The state file is the spine of the whole thing. It remembers what was tried, what passed, what’s still open, so tomorrow’s run continues instead of restarting.

Now look at what you actually did there. You designed it once. You didn’t prompt a single one of those steps. That’s Steinberger’s whole point made concrete, and it’s the same loop whether you build it in Codex or Claude Code, because the pieces are the same pieces.

[!quote] “I don’t prompt Claude anymore. I have loops running that prompt Claude and figuring out what to do. My job is to write loops.” — Boris Cherny, Claude Code at Anthropic

4. What the Loop Will Never Do for You

The loop changes the work. It does not delete you from it. Three problems get sharper as the loop gets better, not softer.

Verification is still on you. A loop running unattended is also a loop making mistakes unattended. The entire reason you split the verifier subagent from the maker is to make the loop’s “it’s done” mean something. Even then, “done” is a claim, not a proof. The line I keep repeating: your job is to ship code you confirmed works. Not code an agent told you works.

Your understanding rots if you let it. The faster the loop ships code you didn’t write, the wider the gap between what exists and what you actually understand. That’s comprehension debt, and a smooth loop grows it faster unless you read what the loop made. The friction you removed was the same friction that kept you current with your own codebase.

The comfortable posture is the dangerous one. When the loop runs itself, it’s tempting to stop having an opinion and just take whatever comes back. That’s cognitive surrender. And here’s the trap: designing the loop is the cure when you do it with judgment, and the accelerant when you do it to avoid thinking. Same action. Opposite result. The loop doesn’t know which one you’re doing. You do.

[!warning] Two people build the identical loop and get opposite outcomes. One uses it to move faster on work they understand deeply. The other uses it to avoid understanding the work at all. The tooling is neutral. The intent is not.

5. Build the Loop. Stay the Engineer.

This is a preview of how the work evolves, and I think it’s mostly the right direction. But I’ll tell you exactly where I land after running these patterns myself: if I weren’t reviewing the code, or if I relied entirely on automated loops to fix things, my product’s quality would degrade. I’d dig myself into a hole and keep digging, one unreviewed merge at a time.

So set up your loops. Design the automation, write the skills, split the maker from the checker, give it a memory on disk.
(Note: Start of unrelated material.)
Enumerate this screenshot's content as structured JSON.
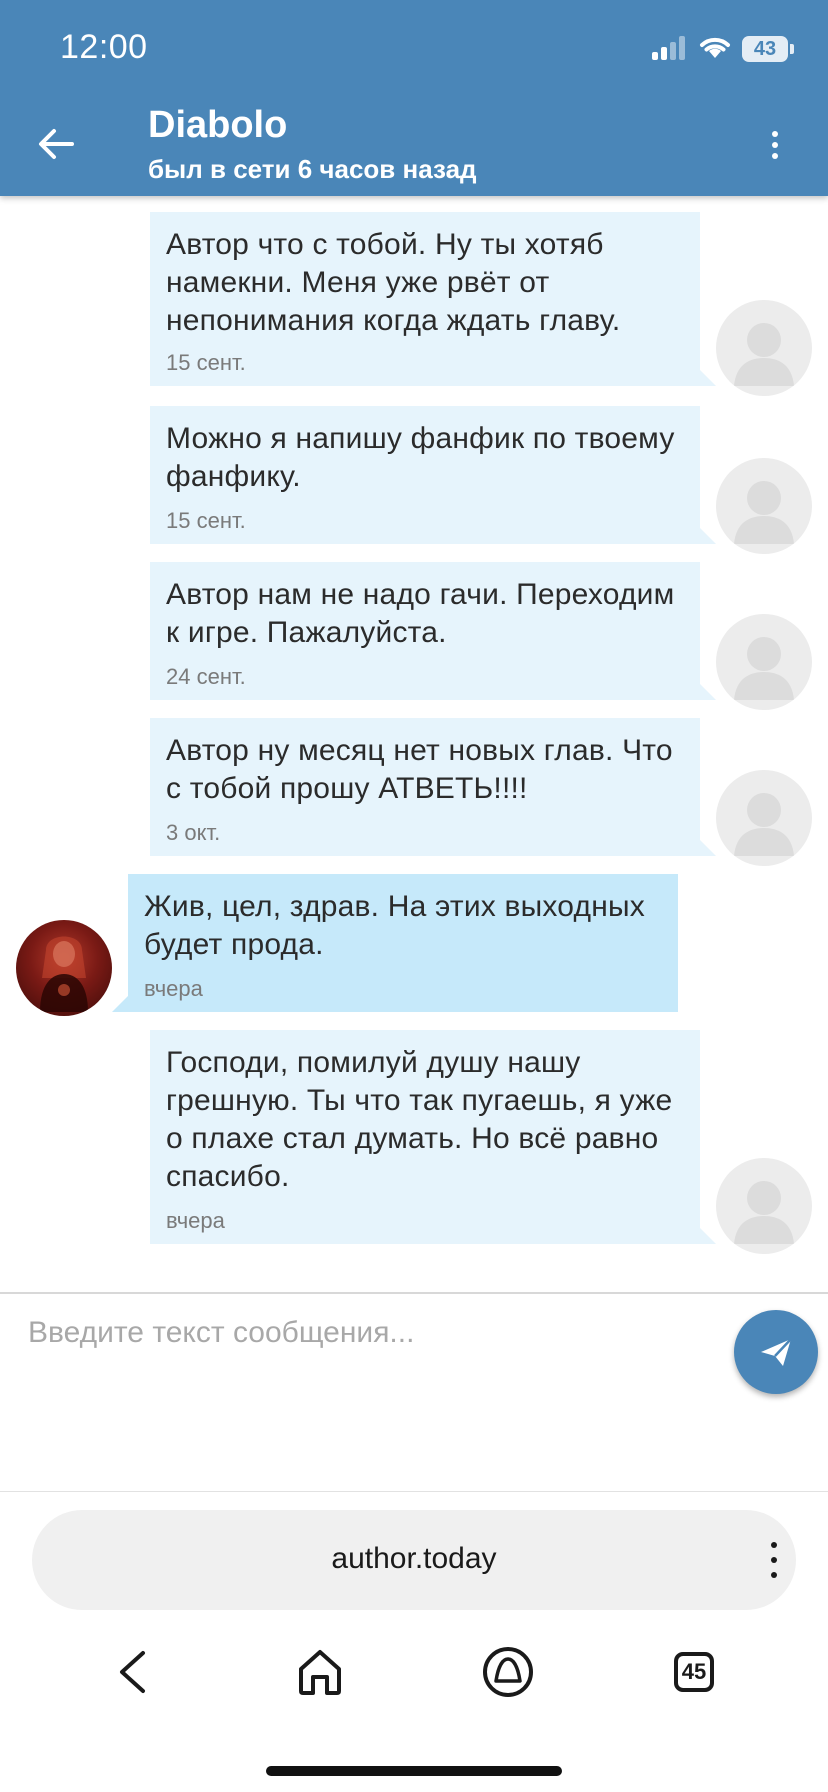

But don’t forget that prompting your agents directly is still effective for a huge amount of work. This isn’t a migration away from prompting. It’s a second gear. The skill is knowing which one you’re in.

Loop design is harder than prompt engineering, not easier. That’s the part the headlines miss. A prompt fails loudly and immediately. A badly designed loop fails quietly, over hours, while you’re not looking, and hands you a confident “done” on work nobody actually checked. Cherny’s point was never that the work got easier. The leverage moved, and leverage cuts both ways.

Build the loop. But build it like someone who intends to stay the engineer, not just the person who presses go.